"Real teaching happens within a wild triangle of relations--among teachers, students and subject--and the points of a triangle shift continuously. What shall I teach amid all that I should teach? How can I grasp it myself so that my grasping might enable theirs? What are they thinking and feeling – toward me, toward each other, toward the thing that I am trying to teach? How near should I come? How far off should I stay? How much clutch? How much gas?"
- J.P. McDonald, 1992
There is a great tension pervading our schools that thwarts many teachers from doing their best work. “It’s hard,” says one teacher, “you have to do what the District says—but you also have to do what you want—what you think is important. So it is hard to resolve those two.”
Yet teachers do. They succeed --sometimes in mysterious ways--to make learning matter.
It often means having a strong vision—and an ability to craft and implement plans—and amend them with and for the 25-50-100 students you see each day. Teaching with a vision is what Myles Horton (1990) called a “two-eyed” practice.
“I like to think I have two-eyes that I don’t have to use the same way… I try to see with one eye where …people are…If I can get hold of that, this is where I start. So I look at them with my other eye and say to myself, how do I start moving them from where they perceive themselves to be, to where I know they can be.” (pp. 131-132)
Good teachers break out of old patterns. Despite the pull of tradition and the weight of the demands placed on them, they succeed in carving out new territory to learn with their students. Engaging the local means that things are constantly changing.

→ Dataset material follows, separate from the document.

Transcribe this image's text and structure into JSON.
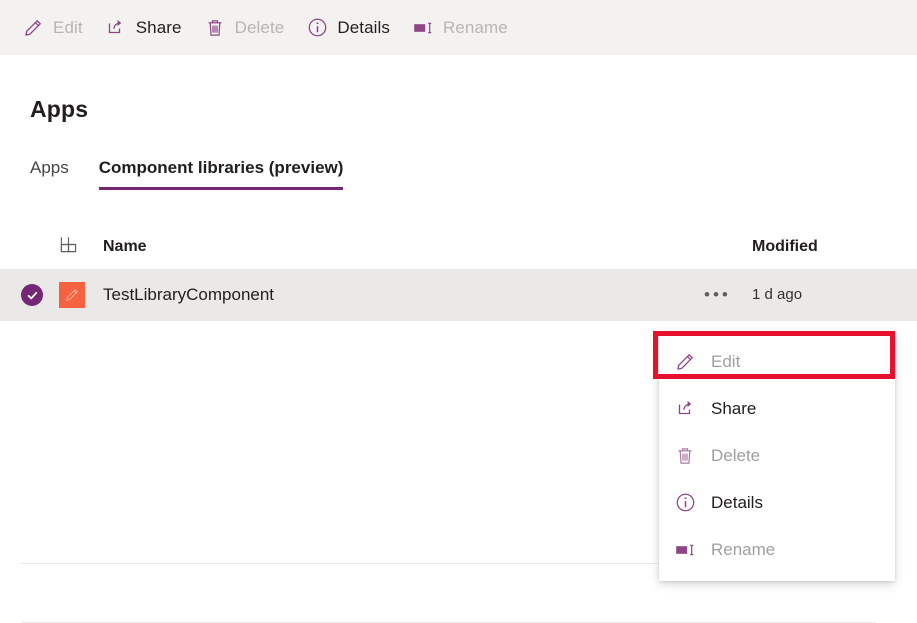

Partnering with the community is like having a new “teammate.”
“I don’t always know what will happen next---and that is what I love about this kind of teaching…..and that is why I always write my lesson plans in pencil!”
Rather than a static relationship between teacher and student, student and knowledge…..teacher and knowledge….these connections are more energized and more complex. Engaging the local broadens the view of what might be possible. It is not a simple, predicted transfer of knowledge along a well-worn pathway. It is an active engagement with unknown answers to new questions. It is a complex relationship. In the learning---the three points of the triangle (see McDonald quote above) are repositioned in a vibrant, real and active process.